Don’t confuse the leaves, the buds and the stem with fruit, that is the immature believer going from infancy to maturity.
Fruit only comes at the different stages of spiritual maturity especially if it is the end result.
The quality of the fruit is dependent on the nourishment that the plant provides.
The main question is “What is nourishing your soul?”
What is it that you spend time on absorbing into your soul?
Is it the human viewpoint concepts of the cosmic system that influences our life or is it Bible doctrine?
Rom 12:2 “And do not be conformed to this world [cosmos], but be transformed by the renovation of your thinking” = through the study of God’s Word.
Joh 15:2 “Every branch in Me that does not bear fruit, He [Father, the vinedresser] takes away; and every branch that bears fruit, He prunes it, that it may bear more fruit.”
What does it mean to “take away”?
Unfruitful means that this is merely a professing but not a genuine believer.
The second interpretive position that is taken on this is that the believers that are “taken away” are those who lose their salvation.
The third position and the one that is the true position is that the unfruitful believers experience divine discipline.
The Greek word is eiro which can mean to take away or remove, but it also means to lift up.

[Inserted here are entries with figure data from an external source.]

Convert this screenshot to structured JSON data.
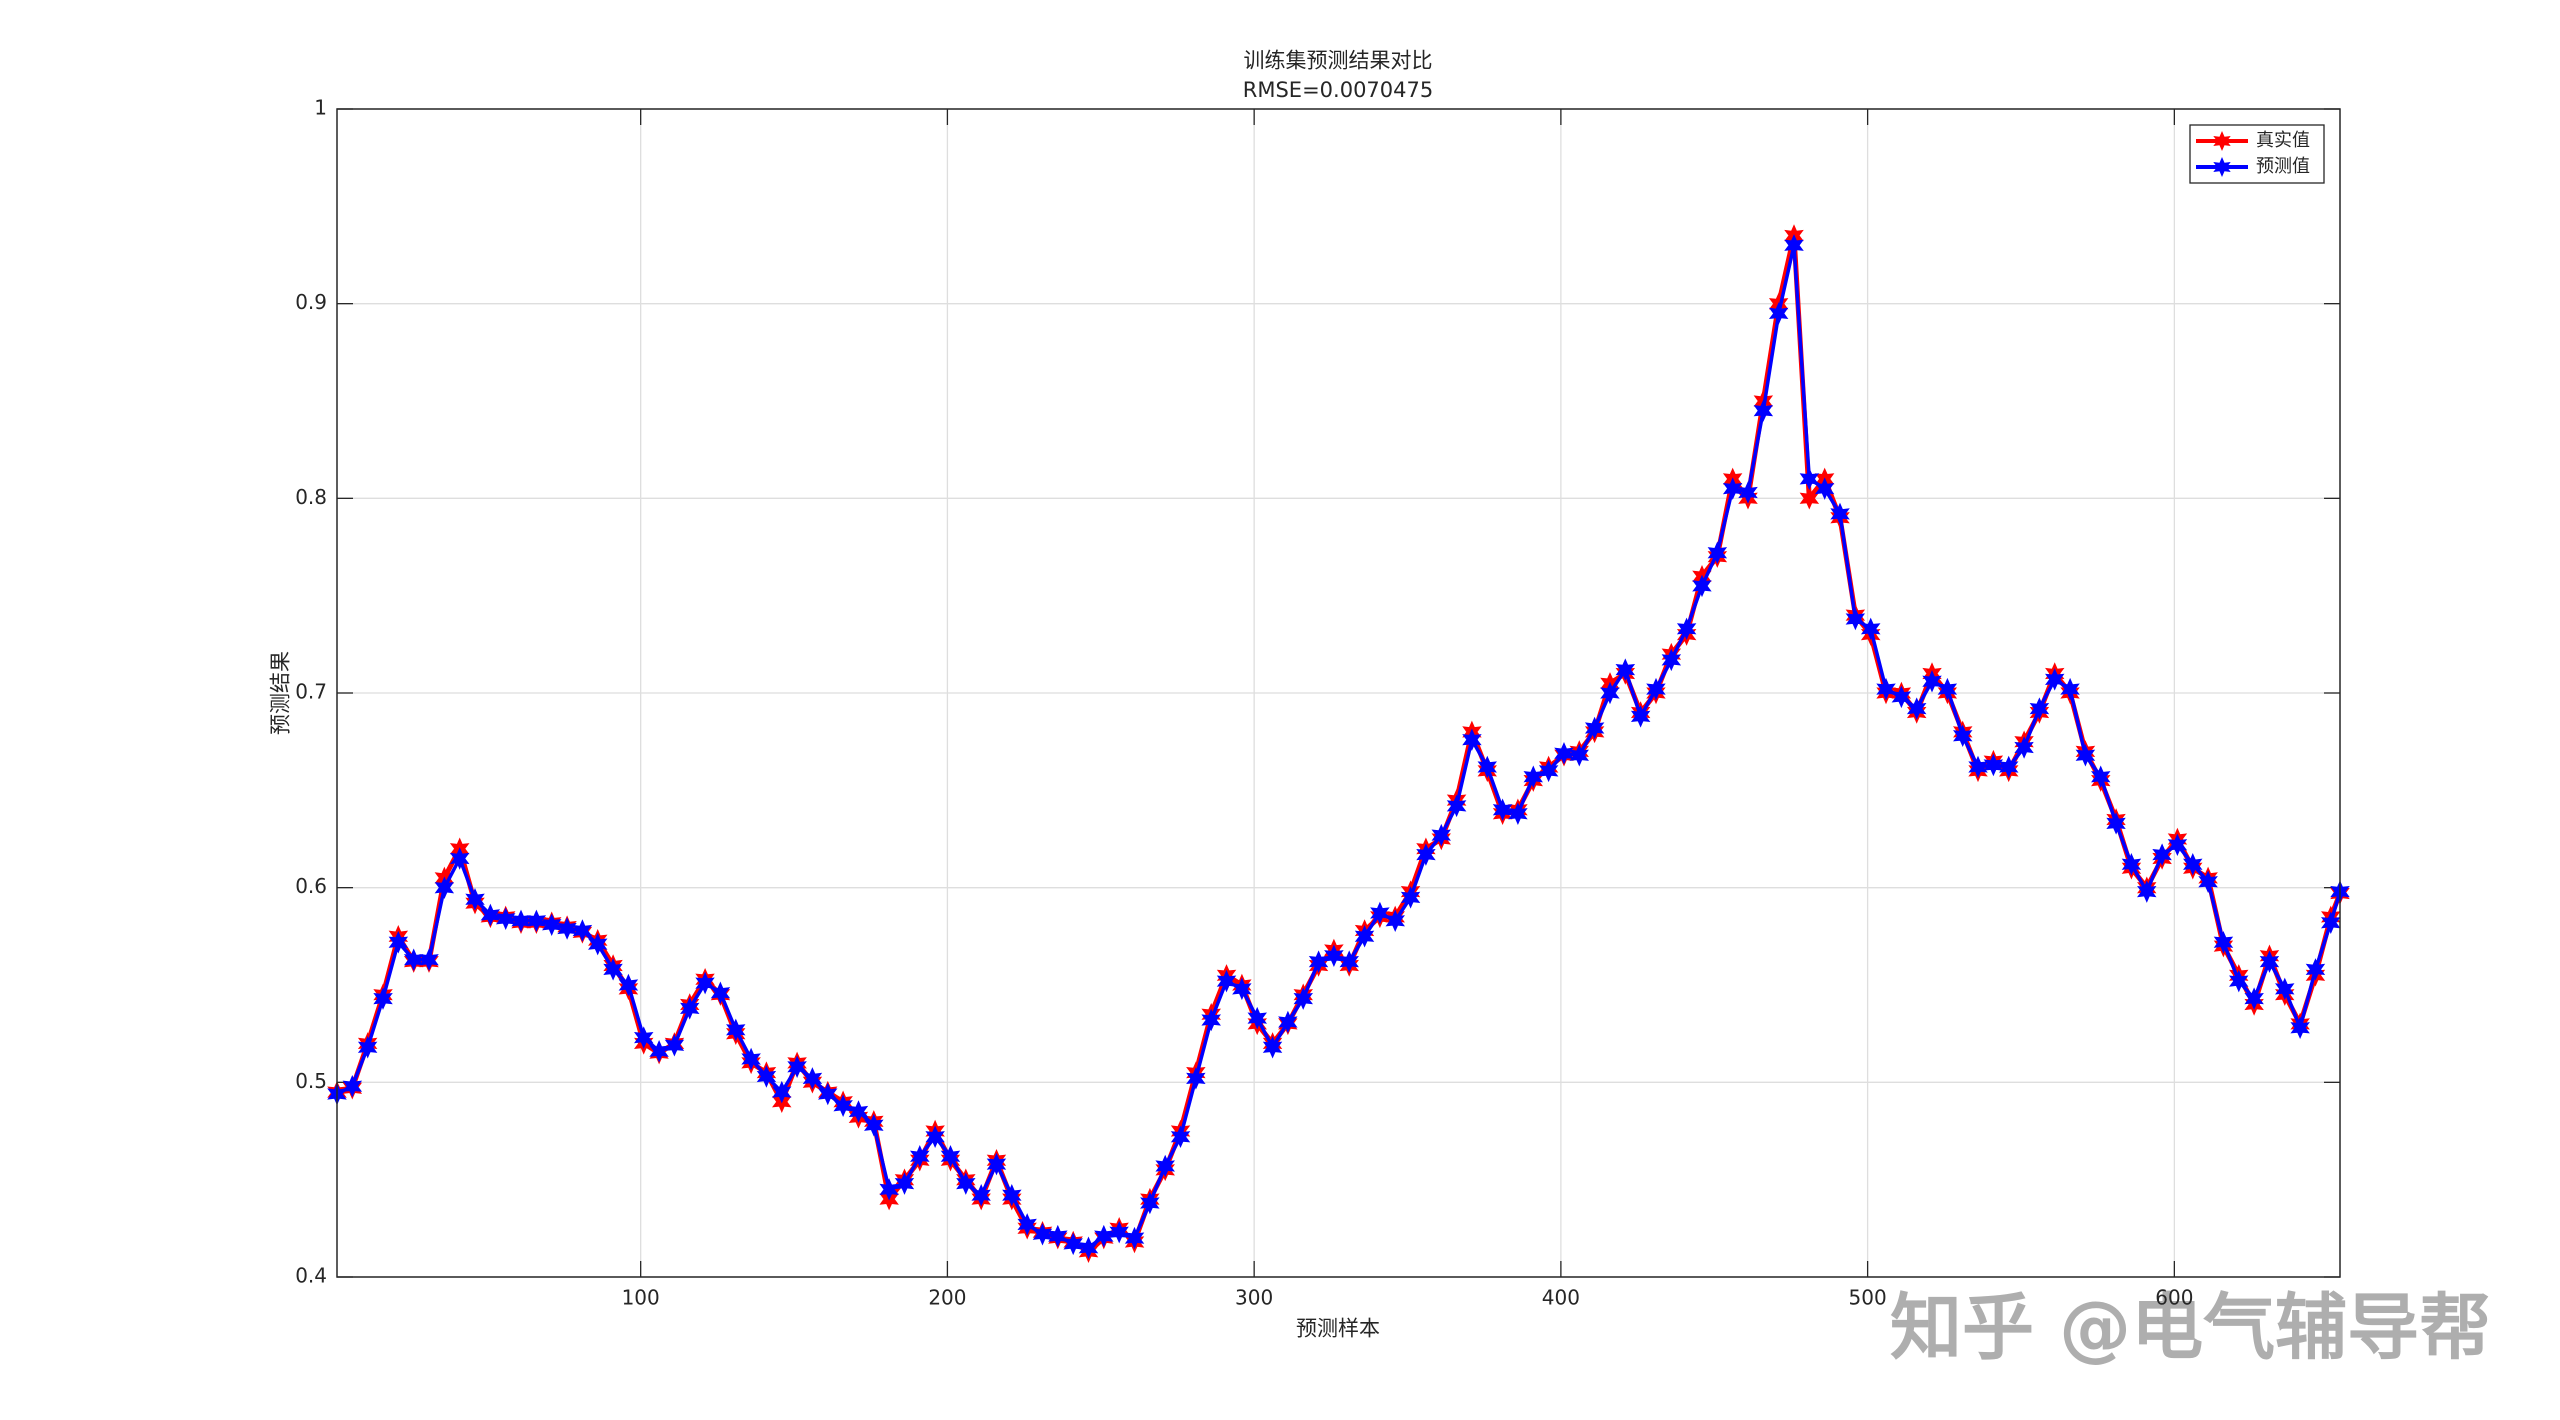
{
  "chart_data": {
    "type": "line",
    "title": "训练集预测结果对比",
    "subtitle": "RMSE=0.0070475",
    "x_label": "预测样本",
    "y_label": "预测结果",
    "watermark": "知乎 @电气辅导帮",
    "xlim": [
      1,
      654
    ],
    "xticks": [
      100,
      200,
      300,
      400,
      500,
      600
    ],
    "ylim": [
      0.4,
      1
    ],
    "yticks": [
      0.4,
      0.5,
      0.6,
      0.7,
      0.8,
      0.9,
      1
    ],
    "grid": true,
    "legend": "northeast",
    "x": [
      1,
      6,
      11,
      16,
      21,
      26,
      31,
      36,
      41,
      46,
      51,
      56,
      61,
      66,
      71,
      76,
      81,
      86,
      91,
      96,
      101,
      106,
      111,
      116,
      121,
      126,
      131,
      136,
      141,
      146,
      151,
      156,
      161,
      166,
      171,
      176,
      181,
      186,
      191,
      196,
      201,
      206,
      211,
      216,
      221,
      226,
      231,
      236,
      241,
      246,
      251,
      256,
      261,
      266,
      271,
      276,
      281,
      286,
      291,
      296,
      301,
      306,
      311,
      316,
      321,
      326,
      331,
      336,
      341,
      346,
      351,
      356,
      361,
      366,
      371,
      376,
      381,
      386,
      391,
      396,
      401,
      406,
      411,
      416,
      421,
      426,
      431,
      436,
      441,
      446,
      451,
      456,
      461,
      466,
      471,
      476,
      481,
      486,
      491,
      496,
      501,
      506,
      511,
      516,
      521,
      526,
      531,
      536,
      541,
      546,
      551,
      556,
      561,
      566,
      571,
      576,
      581,
      586,
      591,
      596,
      601,
      606,
      611,
      616,
      621,
      626,
      631,
      636,
      641,
      646,
      651,
      654
    ],
    "series": [
      {
        "name": "真实值",
        "color": "#ff0000",
        "values": [
          0.495,
          0.497,
          0.52,
          0.545,
          0.575,
          0.562,
          0.562,
          0.605,
          0.62,
          0.592,
          0.585,
          0.585,
          0.582,
          0.582,
          0.582,
          0.58,
          0.577,
          0.573,
          0.56,
          0.548,
          0.52,
          0.515,
          0.52,
          0.54,
          0.553,
          0.545,
          0.525,
          0.51,
          0.505,
          0.49,
          0.51,
          0.5,
          0.495,
          0.49,
          0.482,
          0.48,
          0.44,
          0.45,
          0.46,
          0.475,
          0.46,
          0.45,
          0.44,
          0.46,
          0.44,
          0.425,
          0.423,
          0.42,
          0.418,
          0.413,
          0.42,
          0.425,
          0.418,
          0.44,
          0.455,
          0.475,
          0.505,
          0.535,
          0.555,
          0.55,
          0.53,
          0.52,
          0.53,
          0.545,
          0.56,
          0.568,
          0.56,
          0.578,
          0.585,
          0.585,
          0.598,
          0.62,
          0.625,
          0.645,
          0.68,
          0.66,
          0.638,
          0.64,
          0.655,
          0.662,
          0.668,
          0.67,
          0.68,
          0.705,
          0.71,
          0.69,
          0.7,
          0.72,
          0.73,
          0.76,
          0.77,
          0.81,
          0.8,
          0.85,
          0.9,
          0.935,
          0.8,
          0.81,
          0.79,
          0.74,
          0.73,
          0.7,
          0.7,
          0.69,
          0.71,
          0.7,
          0.68,
          0.66,
          0.665,
          0.66,
          0.675,
          0.69,
          0.71,
          0.7,
          0.67,
          0.655,
          0.635,
          0.61,
          0.6,
          0.615,
          0.625,
          0.61,
          0.605,
          0.57,
          0.555,
          0.54,
          0.565,
          0.545,
          0.53,
          0.555,
          0.585,
          0.597
        ]
      },
      {
        "name": "预测值",
        "color": "#0000ff",
        "values": [
          0.494,
          0.498,
          0.518,
          0.543,
          0.572,
          0.563,
          0.563,
          0.6,
          0.615,
          0.594,
          0.586,
          0.584,
          0.583,
          0.583,
          0.581,
          0.579,
          0.578,
          0.571,
          0.558,
          0.55,
          0.523,
          0.516,
          0.519,
          0.538,
          0.551,
          0.546,
          0.527,
          0.512,
          0.503,
          0.495,
          0.508,
          0.502,
          0.494,
          0.488,
          0.485,
          0.478,
          0.445,
          0.448,
          0.462,
          0.472,
          0.462,
          0.448,
          0.442,
          0.458,
          0.442,
          0.427,
          0.422,
          0.421,
          0.417,
          0.415,
          0.421,
          0.423,
          0.42,
          0.438,
          0.457,
          0.472,
          0.502,
          0.532,
          0.552,
          0.548,
          0.533,
          0.518,
          0.531,
          0.543,
          0.562,
          0.565,
          0.562,
          0.575,
          0.587,
          0.583,
          0.595,
          0.617,
          0.627,
          0.642,
          0.676,
          0.662,
          0.64,
          0.638,
          0.657,
          0.66,
          0.669,
          0.668,
          0.682,
          0.7,
          0.712,
          0.688,
          0.702,
          0.717,
          0.733,
          0.755,
          0.772,
          0.805,
          0.803,
          0.845,
          0.895,
          0.93,
          0.81,
          0.805,
          0.792,
          0.738,
          0.733,
          0.702,
          0.698,
          0.692,
          0.706,
          0.702,
          0.678,
          0.662,
          0.663,
          0.662,
          0.672,
          0.692,
          0.707,
          0.702,
          0.668,
          0.657,
          0.633,
          0.612,
          0.598,
          0.617,
          0.622,
          0.612,
          0.603,
          0.572,
          0.552,
          0.543,
          0.562,
          0.548,
          0.528,
          0.558,
          0.582,
          0.598
        ]
      }
    ]
  }
}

When you go out into the fields and see the vineyards out there, the lower branches on the vine that may be weak are propped up by rocks, so that by the elevation they are strengthened and then produce fruit.
It does not have to do with removal (there is removal in verse 6 which has to do with the sin unto death; 1Jo 5:16, for those of you who may not know that.
Unfruitful believers experience divine discipline in time and lose rewards in eternity.
He is not talking about salvation; it is talking about the fact that fruit bearing is a consequence of being in fellowship with the Lord.
Paul uses the phrase to describe the believer’s position in Christ, but John uses the phrase simply to describe intimate relationships that we all have with others as well.